A Derry Girl in Oxford: ‘The Troubles followed us over the Irish Sea’
Mary Minihan recalls the challenges and thrills of her student days in England
At Oxford, one fellow student told me he was scared of me because I was from Derry, “and the IRA were from Derry”.
Oxford was a bit of a shock at first, meeting all those jolly Delilahs and willowy Ambers who’d been sent to boarding school as children and seemed to transition seamlessly to college life, landing confident and with fully formed opinions in the junior common room. One fresher had just found out Martin Amis was her father. And they all seemed to know what sub fusc meant when it came to dressing for formal occasions.
Lots of students were braying about what they’d done on what they called their gap year. I’d been working in the Malibu Cafe in Derry’s Diamond, near the first World War memorial which most people ignored. Meanwhile, at Oxford, young people sat around talking late into the night about the beauty of mathematics. That wouldn’t have been me now.
There was a smart lad there from Belfast called Cliff. Never mind the Delilahs and Ambers, Mary from Derry hadn’t met too many like him back then. We didn’t fall in love across the barricades or anything like that, but we did get miserably drunk behind the college bar the night the IRA ceasefire broke down. Unfortunately for the customers, we were the bartenders.
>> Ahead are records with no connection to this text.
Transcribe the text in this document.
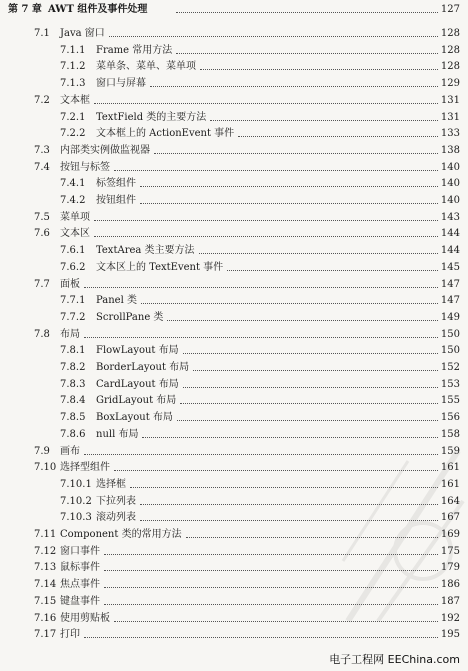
第 7 章 AWT 组件及事件处理	127
7.1 Java 窗口	128
7.1.1 Frame 常用方法	128
7.1.2 菜单条、菜单、菜单项	128
7.1.3 窗口与屏幕	129
7.2 文本框	131
7.2.1 TextField 类的主要方法	131
7.2.2 文本框上的 ActionEvent 事件	133
7.3 内部类实例做监视器	138
7.4 按钮与标签	140
7.4.1 标签组件	140
7.4.2 按钮组件	140
7.5 菜单项	143
7.6 文本区	144
7.6.1 TextArea 类主要方法	144
7.6.2 文本区上的 TextEvent 事件	145
7.7 面板	147
7.7.1 Panel 类	147
7.7.2 ScrollPane 类	149
7.8 布局	150
7.8.1 FlowLayout 布局	150
7.8.2 BorderLayout 布局	152
7.8.3 CardLayout 布局	153
7.8.4 GridLayout 布局	155
7.8.5 BoxLayout 布局	156
7.8.6 null 布局	158
7.9 画布	159
7.10 选择型组件	161
7.10.1 选择框	161
7.10.2 下拉列表	164
7.10.3 滚动列表	167
7.11 Component 类的常用方法	169
7.12 窗口事件	175
7.13 鼠标事件	179
7.14 焦点事件	186
7.15 键盘事件	187
7.16 使用剪贴板	192
7.17 打印	195
电子工程网 EEChina.com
I can’t remember how we heard the news because nobody had mobiles hopping with news alerts in those days. There were a couple of booths in quite public areas of the college, with payphones inside, which students queued outside to call home, and everyone heard everything you had to say. Email was just coming in, but you had to trek to a basement computer room to access it.
The Troubles followed us over the Irish Sea. One fellow student told me he was scared of me because I was from Derry, “and the IRA were from Derry”. I couldn’t get over people who didn’t know anything about me asking probing questions about religion, politics and violence, in front of everybody in what became our local, the Gardener’s Arms. We’d been brought up to say nothing, whatever we said.
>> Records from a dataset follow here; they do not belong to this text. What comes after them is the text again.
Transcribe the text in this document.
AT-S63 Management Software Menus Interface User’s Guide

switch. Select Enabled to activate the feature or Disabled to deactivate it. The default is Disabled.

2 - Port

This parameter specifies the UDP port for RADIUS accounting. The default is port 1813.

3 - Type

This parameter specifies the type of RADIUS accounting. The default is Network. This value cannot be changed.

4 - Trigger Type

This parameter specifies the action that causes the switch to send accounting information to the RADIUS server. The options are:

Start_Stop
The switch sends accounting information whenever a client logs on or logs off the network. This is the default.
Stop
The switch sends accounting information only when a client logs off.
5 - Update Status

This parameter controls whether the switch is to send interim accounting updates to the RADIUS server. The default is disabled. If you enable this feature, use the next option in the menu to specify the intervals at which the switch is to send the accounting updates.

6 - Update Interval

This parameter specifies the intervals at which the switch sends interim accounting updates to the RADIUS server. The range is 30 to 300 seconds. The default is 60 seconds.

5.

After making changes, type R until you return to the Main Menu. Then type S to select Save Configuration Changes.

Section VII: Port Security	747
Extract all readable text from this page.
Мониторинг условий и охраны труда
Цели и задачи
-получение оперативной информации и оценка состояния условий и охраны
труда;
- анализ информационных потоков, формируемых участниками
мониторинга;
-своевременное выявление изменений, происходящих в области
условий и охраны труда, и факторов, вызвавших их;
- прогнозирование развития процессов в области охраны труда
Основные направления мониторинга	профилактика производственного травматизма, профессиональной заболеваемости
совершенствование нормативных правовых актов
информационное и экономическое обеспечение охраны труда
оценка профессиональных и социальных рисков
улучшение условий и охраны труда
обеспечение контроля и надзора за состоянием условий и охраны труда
Our home economics teacher, who doubled as a careers adviser, at the convent grammar the school in Derry Girls was based on, had encouraged me to apply. I wouldn’t have considered it myself in a million years. Would that every young person starting off in life had a forward-thinking woman like Miss McAlinney at their back. I went over to an open day – it was my first time on a plane – then sat an entrance exam and was called for interview.
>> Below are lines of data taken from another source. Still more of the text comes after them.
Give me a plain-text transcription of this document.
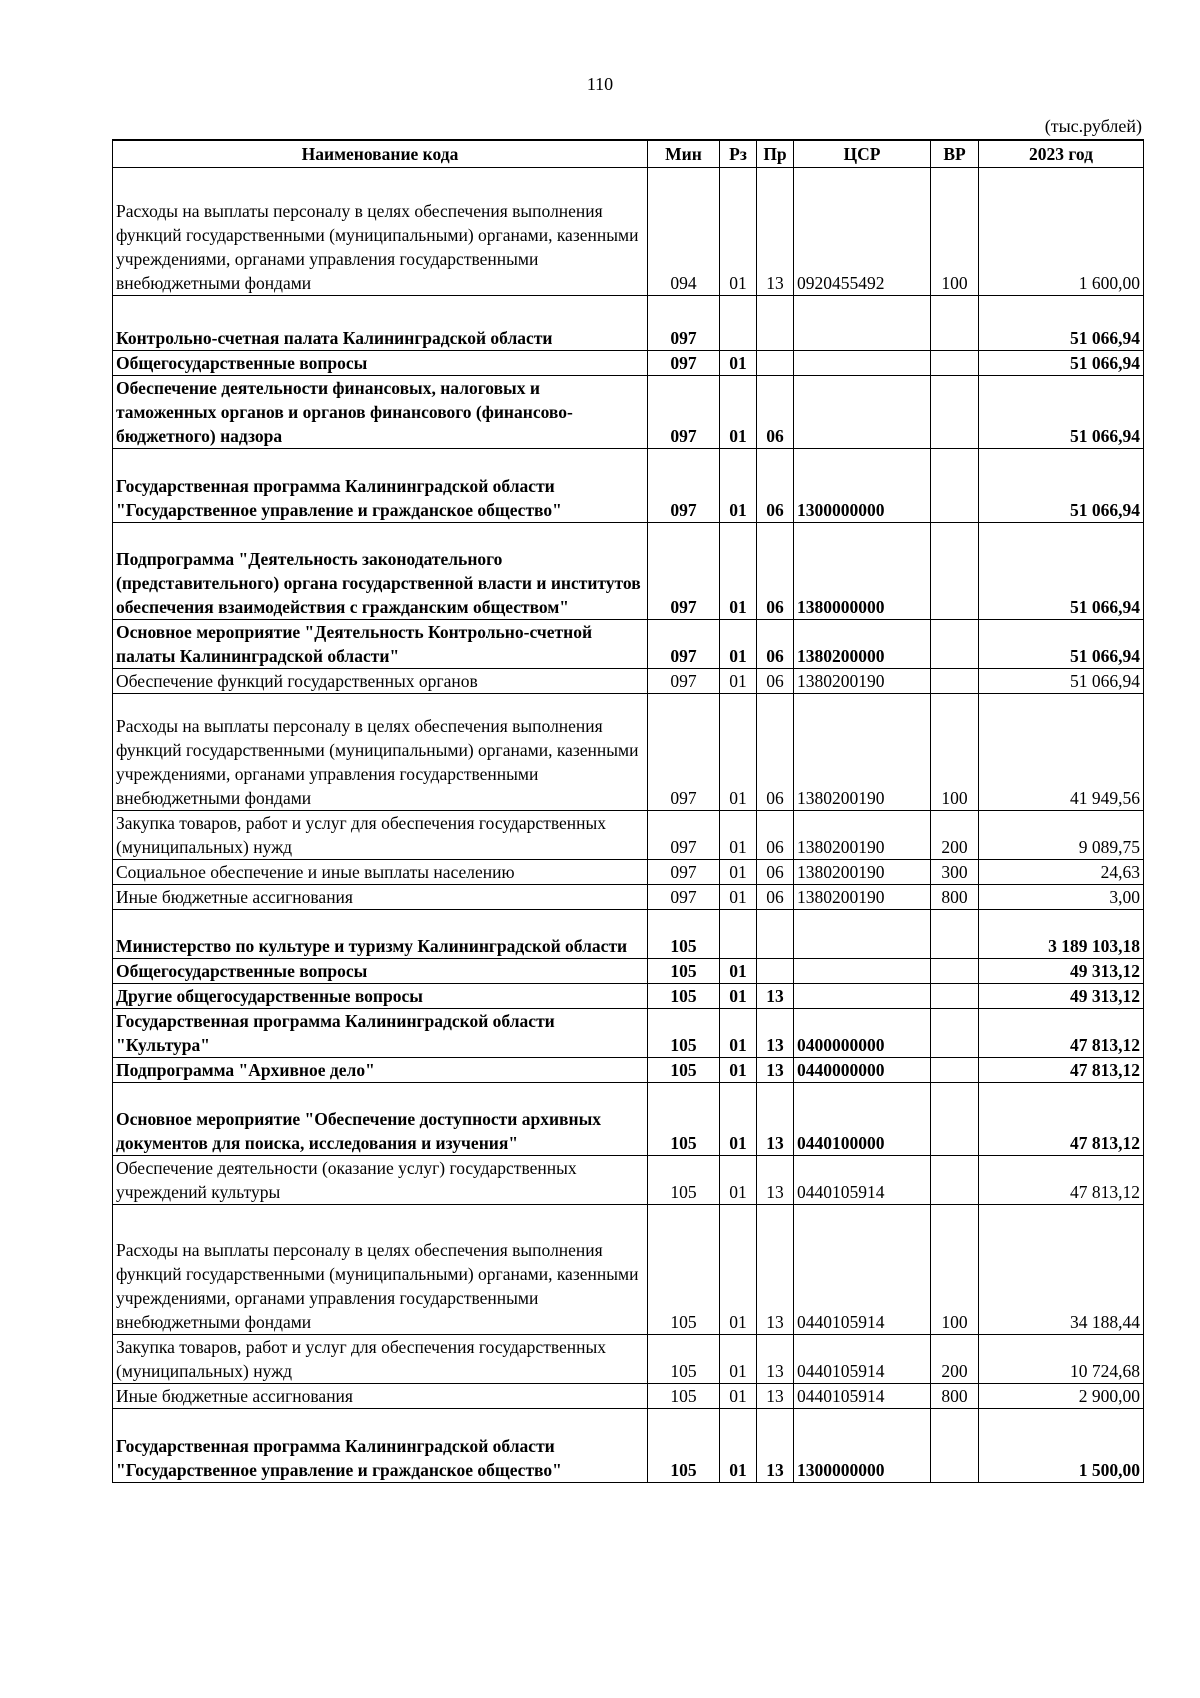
110
(тыс.рублей)
Наименование кода	Мин	Рз	Пр	ЦСР	ВР	2023 год
Расходы на выплаты персоналу в целях обеспечения выполнения функций государственными (муниципальными) органами, казенными учреждениями, органами управления государственными внебюджетными фондами	094	01	13	0920455492	100	1 600,00
Контрольно-счетная палата Калининградской области	097					51 066,94
Общегосударственные вопросы	097	01				51 066,94
Обеспечение деятельности финансовых, налоговых и таможенных органов и органов финансового (финансово-бюджетного) надзора	097	01	06			51 066,94
Государственная программа Калининградской области "Государственное управление и гражданское общество"	097	01	06	1300000000		51 066,94
Подпрограмма "Деятельность законодательного (представительного) органа государственной власти и институтов обеспечения взаимодействия с гражданским обществом"	097	01	06	1380000000		51 066,94
Основное мероприятие "Деятельность Контрольно-счетной палаты Калининградской области"	097	01	06	1380200000		51 066,94
Обеспечение функций государственных органов	097	01	06	1380200190		51 066,94
Расходы на выплаты персоналу в целях обеспечения выполнения функций государственными (муниципальными) органами, казенными учреждениями, органами управления государственными внебюджетными фондами	097	01	06	1380200190	100	41 949,56
Закупка товаров, работ и услуг для обеспечения государственных (муниципальных) нужд	097	01	06	1380200190	200	9 089,75
Социальное обеспечение и иные выплаты населению	097	01	06	1380200190	300	24,63
Иные бюджетные ассигнования	097	01	06	1380200190	800	3,00
Министерство по культуре и туризму Калининградской области	105					3 189 103,18
Общегосударственные вопросы	105	01				49 313,12
Другие общегосударственные вопросы	105	01	13			49 313,12
Государственная программа Калининградской области "Культура"	105	01	13	0400000000		47 813,12
Подпрограмма "Архивное дело"	105	01	13	0440000000		47 813,12
Основное мероприятие "Обеспечение доступности архивных документов для поиска, исследования и изучения"	105	01	13	0440100000		47 813,12
Обеспечение деятельности (оказание услуг) государственных учреждений культуры	105	01	13	0440105914		47 813,12
Расходы на выплаты персоналу в целях обеспечения выполнения функций государственными (муниципальными) органами, казенными учреждениями, органами управления государственными внебюджетными фондами	105	01	13	0440105914	100	34 188,44
Закупка товаров, работ и услуг для обеспечения государственных (муниципальных) нужд	105	01	13	0440105914	200	10 724,68
Иные бюджетные ассигнования	105	01	13	0440105914	800	2 900,00
Государственная программа Калининградской области "Государственное управление и гражданское общество"	105	01	13	1300000000		1 500,00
On the way to the interview, I saw a regular British bobby on the beat, with his comical constable’s helmet and truncheon, and thought he was a character in fancy dress, so unlike an RUC man was he. I can still see myself gawking at him, standing tall against the warm yellow-coloured sandstone from which so many of the grand buildings were made. I told them about that encounter at the interview, and they laughed, although I hadn’t really been joking.
They offered me a place. Later, a tutor told me she selected students either because they were brilliant or because they amused her. I didn’t need to be told which category I was in.
I had a modest room in the Edwardian building at St Hugh’s College. My granny had fretted about me going to what she called a pagan country, but every Sunday I was woken early by evangelical Christians singing and clapping on the landing below my room.
We had our meals in a big dining hall. It wasn’t always fancy, but sometimes it was very formal, and I remember, with shame now, feeling perfectly resentful that my parents hadn’t taught me how to use a fish knife, or that such an implement even existed.
One morning I came back from breakfast to find a squirrel staring at me, having come in through the open sash window and ripped open a loaf of bread I’d left in the room. The keen-eyed creature was rusty red, with cute ear tufts, not like the stocky and ubiquitous greys you see these days (although I believe the reds are making a comeback against their invasive cousins). The squirrel stared at me for quite a while before finally putting down the bread and scampering out the window again.
When I told the story afterwards, everyone laughed at how I said “squirl”. People seemed to laugh at how I spoke a lot. Maybe they still do.
There was punting, of course, and goalkeeping for the college’s hilariously bad women’s football team, and plenty of clubbing and cycling. I left my bike behind and just got back on the saddle, like so many others, during the first lockdown.
So few of my memories are around studying, proving the old adage that youth is truly wasted on the young. Sometimes I wish I’d gone as a mature student, particularly when I think about sitting mute and terrified in classes while the poet Tom Paulin got exasperated trying to teach us about Yeats.
But wasn’t Minister for Higher Education Simon Harris spot on when he said recently that “college is not something that’s meant to be done at the corner of a kitchen table or in a box room”.
Feeling like a fish out of water – homesick for a place you thought you couldn’t wait to leave – rather than a lonely soul in a cage is a wonderful learning curve.